Um juiz do Juízo Local Criminal de Santarém também foi acusado por três colegas do Tribunal da Relação de Évora de tecer comentários preconceituosos e de culpabilizar uma vítima de violência doméstica num julgamento em que absolveu o agressor, revelou o JN no início de maio.
A decisão foi revertida pelo Tribunal da Relação. O arguido foi condenado a uma pena suspensa de dois anos e quatro meses e ao pagamento de uma indemnização de 1.500 euros à vítima.
Outro caso que também gerou polémica tem que ver com um acórdão da Relação do Porto, em outubro de 2017, no qual o juiz relator, Neto de Moura, censurava a vítima de violência doméstica por ter sido infiel.
No acórdão, o magistrado citava a Bíblia e o Código Penal de 1886 para justificar a violência sobre a mulher. "O adultério da mulher é um gravíssimo atentado à honra e dignidade do homem. Sociedades existem em que a mulher adúltera é alvo de lapidação até à morte. Na Bíblia, podemos ler que a mulher adúltera deve ser punida com a morte", escreveu na altura Neto de Moura na sentença.

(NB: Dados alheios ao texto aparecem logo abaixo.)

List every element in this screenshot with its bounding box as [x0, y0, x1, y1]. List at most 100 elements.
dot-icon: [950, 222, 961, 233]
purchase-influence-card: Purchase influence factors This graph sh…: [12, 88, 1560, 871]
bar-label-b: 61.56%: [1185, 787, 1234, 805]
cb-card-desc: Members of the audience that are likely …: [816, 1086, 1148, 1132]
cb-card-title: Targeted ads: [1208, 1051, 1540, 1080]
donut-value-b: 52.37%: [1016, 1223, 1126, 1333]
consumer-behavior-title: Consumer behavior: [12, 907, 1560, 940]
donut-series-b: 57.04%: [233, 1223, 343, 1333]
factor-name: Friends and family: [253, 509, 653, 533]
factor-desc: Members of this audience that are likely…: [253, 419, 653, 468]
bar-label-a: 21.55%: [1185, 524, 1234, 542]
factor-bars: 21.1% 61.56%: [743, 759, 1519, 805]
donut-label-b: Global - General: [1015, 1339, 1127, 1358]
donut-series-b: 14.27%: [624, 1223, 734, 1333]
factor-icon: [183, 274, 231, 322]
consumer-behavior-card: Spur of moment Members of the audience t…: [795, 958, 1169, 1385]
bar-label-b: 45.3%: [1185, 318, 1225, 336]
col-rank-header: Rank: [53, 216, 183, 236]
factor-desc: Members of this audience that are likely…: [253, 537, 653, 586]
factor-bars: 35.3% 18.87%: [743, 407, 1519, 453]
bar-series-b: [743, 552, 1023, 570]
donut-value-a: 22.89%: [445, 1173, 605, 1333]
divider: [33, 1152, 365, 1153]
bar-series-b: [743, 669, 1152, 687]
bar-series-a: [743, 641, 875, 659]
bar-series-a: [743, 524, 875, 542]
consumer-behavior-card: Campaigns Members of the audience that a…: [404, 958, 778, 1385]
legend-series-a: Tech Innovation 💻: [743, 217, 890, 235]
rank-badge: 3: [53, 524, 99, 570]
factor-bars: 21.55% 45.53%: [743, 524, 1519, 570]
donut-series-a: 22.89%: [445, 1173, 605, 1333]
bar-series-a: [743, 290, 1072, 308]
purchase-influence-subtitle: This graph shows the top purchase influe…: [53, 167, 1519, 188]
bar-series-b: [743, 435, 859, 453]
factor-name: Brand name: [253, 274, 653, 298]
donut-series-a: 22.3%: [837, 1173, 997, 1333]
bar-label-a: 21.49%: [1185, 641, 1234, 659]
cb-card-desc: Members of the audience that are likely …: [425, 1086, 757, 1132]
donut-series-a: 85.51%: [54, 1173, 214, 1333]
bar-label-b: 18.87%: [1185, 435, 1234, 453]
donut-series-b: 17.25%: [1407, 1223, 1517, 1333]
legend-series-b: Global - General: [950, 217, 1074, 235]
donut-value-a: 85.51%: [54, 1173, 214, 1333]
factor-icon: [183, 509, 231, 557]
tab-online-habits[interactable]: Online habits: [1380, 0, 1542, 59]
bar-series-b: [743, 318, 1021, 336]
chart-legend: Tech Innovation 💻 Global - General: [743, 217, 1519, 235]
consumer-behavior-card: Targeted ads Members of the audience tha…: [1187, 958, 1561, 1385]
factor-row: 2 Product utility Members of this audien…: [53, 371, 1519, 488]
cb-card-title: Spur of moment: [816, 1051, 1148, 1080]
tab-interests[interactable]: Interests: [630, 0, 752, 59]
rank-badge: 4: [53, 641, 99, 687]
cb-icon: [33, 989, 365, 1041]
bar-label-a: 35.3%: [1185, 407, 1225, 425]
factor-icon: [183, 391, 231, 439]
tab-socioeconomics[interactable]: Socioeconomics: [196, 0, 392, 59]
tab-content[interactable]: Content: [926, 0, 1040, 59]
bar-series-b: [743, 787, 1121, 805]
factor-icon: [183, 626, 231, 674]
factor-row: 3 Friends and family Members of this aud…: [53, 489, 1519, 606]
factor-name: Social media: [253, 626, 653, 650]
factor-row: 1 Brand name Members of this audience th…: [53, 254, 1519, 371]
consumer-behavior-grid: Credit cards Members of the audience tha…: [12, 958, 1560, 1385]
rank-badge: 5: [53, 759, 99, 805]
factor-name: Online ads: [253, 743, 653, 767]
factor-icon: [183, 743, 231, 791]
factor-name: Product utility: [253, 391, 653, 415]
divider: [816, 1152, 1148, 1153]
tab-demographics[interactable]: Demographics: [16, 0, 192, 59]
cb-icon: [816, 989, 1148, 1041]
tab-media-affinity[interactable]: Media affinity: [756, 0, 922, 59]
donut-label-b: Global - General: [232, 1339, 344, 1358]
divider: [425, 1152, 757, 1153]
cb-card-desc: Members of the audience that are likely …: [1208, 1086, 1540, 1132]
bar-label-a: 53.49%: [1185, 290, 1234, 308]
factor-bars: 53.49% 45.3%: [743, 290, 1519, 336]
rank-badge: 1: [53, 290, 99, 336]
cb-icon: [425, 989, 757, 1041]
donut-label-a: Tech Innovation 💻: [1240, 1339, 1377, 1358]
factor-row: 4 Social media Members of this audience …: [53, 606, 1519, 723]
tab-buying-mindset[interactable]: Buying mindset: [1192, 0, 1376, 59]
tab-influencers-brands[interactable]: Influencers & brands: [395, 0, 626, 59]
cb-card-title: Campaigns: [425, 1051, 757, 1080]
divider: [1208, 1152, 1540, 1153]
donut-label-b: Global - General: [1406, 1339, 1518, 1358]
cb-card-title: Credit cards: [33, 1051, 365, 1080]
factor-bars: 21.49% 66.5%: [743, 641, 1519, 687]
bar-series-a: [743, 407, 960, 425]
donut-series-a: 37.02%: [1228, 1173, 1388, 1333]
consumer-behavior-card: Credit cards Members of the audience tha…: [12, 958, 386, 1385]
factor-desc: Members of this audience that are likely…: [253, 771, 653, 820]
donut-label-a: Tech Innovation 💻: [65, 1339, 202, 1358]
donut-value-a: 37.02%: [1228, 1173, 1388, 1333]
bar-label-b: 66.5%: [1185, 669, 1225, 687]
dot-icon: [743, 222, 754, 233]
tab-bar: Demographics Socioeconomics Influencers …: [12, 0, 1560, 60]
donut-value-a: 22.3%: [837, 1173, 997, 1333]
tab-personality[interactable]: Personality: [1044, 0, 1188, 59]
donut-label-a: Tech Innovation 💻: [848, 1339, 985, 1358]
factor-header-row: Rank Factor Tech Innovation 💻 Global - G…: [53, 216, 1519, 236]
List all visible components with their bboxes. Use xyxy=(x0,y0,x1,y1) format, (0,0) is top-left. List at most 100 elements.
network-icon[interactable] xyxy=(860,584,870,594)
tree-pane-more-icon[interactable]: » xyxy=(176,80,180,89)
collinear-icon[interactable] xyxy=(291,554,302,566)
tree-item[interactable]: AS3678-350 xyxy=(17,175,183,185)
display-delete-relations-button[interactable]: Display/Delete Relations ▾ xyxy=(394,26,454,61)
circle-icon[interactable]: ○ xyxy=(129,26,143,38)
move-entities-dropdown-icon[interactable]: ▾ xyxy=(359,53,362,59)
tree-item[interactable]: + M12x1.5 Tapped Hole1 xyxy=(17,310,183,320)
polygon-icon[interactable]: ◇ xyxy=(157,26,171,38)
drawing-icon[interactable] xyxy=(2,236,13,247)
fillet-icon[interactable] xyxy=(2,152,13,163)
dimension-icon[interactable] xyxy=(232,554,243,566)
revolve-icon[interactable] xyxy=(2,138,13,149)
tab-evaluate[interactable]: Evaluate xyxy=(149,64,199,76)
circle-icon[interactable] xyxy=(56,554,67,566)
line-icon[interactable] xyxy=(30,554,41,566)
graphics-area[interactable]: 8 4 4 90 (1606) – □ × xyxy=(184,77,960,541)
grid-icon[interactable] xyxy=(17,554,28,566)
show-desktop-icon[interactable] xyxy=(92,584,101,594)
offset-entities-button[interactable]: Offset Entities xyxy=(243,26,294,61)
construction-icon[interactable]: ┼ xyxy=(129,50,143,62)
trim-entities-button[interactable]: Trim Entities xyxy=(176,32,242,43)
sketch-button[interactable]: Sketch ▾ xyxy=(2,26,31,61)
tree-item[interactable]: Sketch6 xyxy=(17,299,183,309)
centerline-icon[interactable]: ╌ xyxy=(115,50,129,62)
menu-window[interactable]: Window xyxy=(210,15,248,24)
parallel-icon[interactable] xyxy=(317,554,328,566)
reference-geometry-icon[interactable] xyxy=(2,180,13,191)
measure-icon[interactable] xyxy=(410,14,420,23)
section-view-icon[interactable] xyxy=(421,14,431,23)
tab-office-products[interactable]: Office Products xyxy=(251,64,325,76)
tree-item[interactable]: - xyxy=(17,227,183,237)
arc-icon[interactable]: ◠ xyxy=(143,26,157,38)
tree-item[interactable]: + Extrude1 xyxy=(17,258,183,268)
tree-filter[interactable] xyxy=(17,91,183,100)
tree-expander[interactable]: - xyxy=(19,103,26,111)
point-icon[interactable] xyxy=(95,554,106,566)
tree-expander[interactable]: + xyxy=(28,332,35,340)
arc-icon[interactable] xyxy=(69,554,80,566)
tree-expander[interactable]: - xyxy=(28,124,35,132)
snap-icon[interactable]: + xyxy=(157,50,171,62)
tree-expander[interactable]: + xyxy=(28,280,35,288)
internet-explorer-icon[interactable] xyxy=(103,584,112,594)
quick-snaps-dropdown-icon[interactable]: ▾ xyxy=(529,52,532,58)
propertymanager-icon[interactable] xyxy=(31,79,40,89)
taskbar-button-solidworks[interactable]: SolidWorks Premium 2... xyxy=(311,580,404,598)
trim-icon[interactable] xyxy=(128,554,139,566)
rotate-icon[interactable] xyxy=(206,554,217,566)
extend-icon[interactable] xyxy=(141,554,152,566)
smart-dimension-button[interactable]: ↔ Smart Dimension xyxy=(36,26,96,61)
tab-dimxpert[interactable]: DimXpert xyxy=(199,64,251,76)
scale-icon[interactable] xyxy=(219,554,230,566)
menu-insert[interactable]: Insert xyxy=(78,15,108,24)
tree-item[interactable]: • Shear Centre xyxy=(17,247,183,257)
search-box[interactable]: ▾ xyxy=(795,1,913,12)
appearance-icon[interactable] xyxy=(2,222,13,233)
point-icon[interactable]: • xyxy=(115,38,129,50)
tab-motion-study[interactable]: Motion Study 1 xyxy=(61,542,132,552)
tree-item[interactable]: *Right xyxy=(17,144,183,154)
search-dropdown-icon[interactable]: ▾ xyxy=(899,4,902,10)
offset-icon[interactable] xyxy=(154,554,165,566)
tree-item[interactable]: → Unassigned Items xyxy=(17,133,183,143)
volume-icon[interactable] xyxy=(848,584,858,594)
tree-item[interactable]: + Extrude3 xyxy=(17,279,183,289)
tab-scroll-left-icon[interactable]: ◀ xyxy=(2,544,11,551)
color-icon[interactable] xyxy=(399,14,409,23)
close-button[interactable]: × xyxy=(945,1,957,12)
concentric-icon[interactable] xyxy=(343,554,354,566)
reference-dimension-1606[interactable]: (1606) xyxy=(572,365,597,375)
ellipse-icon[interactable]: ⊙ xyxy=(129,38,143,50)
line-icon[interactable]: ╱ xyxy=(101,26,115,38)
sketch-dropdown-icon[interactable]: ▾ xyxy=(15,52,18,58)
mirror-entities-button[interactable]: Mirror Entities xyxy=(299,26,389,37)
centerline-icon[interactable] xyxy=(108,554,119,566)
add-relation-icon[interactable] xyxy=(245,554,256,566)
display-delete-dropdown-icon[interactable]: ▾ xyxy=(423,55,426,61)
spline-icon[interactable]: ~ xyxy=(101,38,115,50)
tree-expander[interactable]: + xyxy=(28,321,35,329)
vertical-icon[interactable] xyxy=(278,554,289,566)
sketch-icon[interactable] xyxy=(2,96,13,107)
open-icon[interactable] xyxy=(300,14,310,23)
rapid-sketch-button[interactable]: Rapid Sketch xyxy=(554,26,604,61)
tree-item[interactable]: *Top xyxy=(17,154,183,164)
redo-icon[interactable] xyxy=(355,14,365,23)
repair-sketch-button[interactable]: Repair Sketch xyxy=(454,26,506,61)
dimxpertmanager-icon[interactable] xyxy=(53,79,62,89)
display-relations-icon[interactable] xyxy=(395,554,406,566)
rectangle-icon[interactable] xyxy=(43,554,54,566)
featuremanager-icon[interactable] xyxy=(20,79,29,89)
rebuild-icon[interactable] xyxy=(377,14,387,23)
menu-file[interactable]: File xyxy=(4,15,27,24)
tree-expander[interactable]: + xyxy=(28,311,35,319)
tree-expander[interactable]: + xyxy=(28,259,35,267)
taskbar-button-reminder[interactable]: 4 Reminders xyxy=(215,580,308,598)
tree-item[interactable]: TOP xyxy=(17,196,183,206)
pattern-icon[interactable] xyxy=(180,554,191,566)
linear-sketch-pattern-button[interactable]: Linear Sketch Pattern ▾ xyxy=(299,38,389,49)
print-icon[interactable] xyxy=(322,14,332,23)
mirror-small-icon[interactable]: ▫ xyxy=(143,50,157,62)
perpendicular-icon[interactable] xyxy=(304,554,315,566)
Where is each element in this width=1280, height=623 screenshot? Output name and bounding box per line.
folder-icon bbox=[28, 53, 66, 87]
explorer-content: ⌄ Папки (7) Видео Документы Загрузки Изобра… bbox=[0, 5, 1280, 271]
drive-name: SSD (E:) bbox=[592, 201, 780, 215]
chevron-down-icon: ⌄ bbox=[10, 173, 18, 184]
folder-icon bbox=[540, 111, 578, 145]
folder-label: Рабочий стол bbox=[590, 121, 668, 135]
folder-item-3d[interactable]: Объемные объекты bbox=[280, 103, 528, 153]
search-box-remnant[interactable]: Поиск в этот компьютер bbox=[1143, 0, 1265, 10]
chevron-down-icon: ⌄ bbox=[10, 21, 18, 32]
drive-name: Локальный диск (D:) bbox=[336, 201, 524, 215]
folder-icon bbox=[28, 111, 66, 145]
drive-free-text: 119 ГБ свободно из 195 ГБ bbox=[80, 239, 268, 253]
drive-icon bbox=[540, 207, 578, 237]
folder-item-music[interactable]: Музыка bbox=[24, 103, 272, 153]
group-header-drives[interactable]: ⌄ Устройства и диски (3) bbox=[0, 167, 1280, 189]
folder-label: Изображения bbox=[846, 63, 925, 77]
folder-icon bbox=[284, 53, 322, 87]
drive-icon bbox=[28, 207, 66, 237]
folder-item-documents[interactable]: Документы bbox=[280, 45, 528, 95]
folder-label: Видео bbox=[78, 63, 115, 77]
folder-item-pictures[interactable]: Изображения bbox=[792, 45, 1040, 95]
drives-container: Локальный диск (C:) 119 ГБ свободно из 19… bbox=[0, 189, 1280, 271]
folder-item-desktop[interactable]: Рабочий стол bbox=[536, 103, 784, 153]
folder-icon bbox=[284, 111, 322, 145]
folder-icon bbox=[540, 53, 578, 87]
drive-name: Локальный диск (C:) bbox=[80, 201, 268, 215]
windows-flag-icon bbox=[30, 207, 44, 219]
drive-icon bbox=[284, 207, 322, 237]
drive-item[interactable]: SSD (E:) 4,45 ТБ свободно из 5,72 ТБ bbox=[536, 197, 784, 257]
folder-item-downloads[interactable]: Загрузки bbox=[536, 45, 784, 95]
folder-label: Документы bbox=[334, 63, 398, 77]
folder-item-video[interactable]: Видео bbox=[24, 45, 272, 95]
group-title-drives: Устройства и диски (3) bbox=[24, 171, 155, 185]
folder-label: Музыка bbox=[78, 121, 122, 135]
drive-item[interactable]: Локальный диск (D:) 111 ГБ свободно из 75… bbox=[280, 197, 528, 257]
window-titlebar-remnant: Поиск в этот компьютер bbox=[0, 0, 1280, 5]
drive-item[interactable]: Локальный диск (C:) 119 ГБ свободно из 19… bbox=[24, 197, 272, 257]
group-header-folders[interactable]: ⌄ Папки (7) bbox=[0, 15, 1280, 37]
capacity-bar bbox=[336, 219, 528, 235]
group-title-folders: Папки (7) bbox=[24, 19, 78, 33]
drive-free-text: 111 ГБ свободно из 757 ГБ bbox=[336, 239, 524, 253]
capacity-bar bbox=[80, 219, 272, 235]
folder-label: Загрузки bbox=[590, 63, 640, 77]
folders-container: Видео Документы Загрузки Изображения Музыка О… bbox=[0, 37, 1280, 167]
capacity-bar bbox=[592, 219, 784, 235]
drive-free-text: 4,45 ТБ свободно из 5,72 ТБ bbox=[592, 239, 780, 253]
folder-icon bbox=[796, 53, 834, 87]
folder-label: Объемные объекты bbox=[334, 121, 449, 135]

Também em 2023, uma juíza do Tribunal da Amadora responsável por um caso de violência doméstica, em que foi dado como provado o crime de ofensa à integridade física, decidiu suspender provisoriamente o processo e obrigar o agressor a fazer um "eio lúdico" com a vítima e levá-la a jantar fora, a concertos, espetáculos e teatro.
Violência contra mulheres também preocupa na Europa
Cerca de 50 milhões de mulheres em toda a União Europeia continuam a ser vítimas de elevados níveis de violência sexual e física em casa, no trabalho e em público.
Na vizinha Espanha, em 2024, 34.684 mulheres foram vítimas de violência doméstica ou de género, 5,2% menos do que em 2023, mas os agressores condenados aumentaram para 39.056, recorde desde 2015.
Quanto à relação da vítima com o agressor em 2024, 39,9% eram parceiros ou ex-parceiros, 37,8% namoradas ou ex-namoradas, 21,4% cônjuge ou ex-cônjuge e 1,0% estavam em processo de separação.
Em Itália, os números também são preocupantes, com o Observatório Nacional Non Una Di Meno a reportar 27 femicídios desde o início do ano.
Além disso, há pelo menos 21 outras tentativas de feminicídio relatadas em reportagens da imprensa nacional e local e pelo menos um infanticídio, de um menino morto pelo pai.
As estatísticas sobre violência doméstica na Alemanha também mostram um aumento no número de casos registrados pela polícia em 2024. O número de vítimas de violência doméstica aumentou 6,5% para mais de 256 mil. A maioria eram mulheres.
Mais de 167 mil pessoas foram vítimas de violência por parceiro íntimo, um aumento de 9,1% em relação a 2022.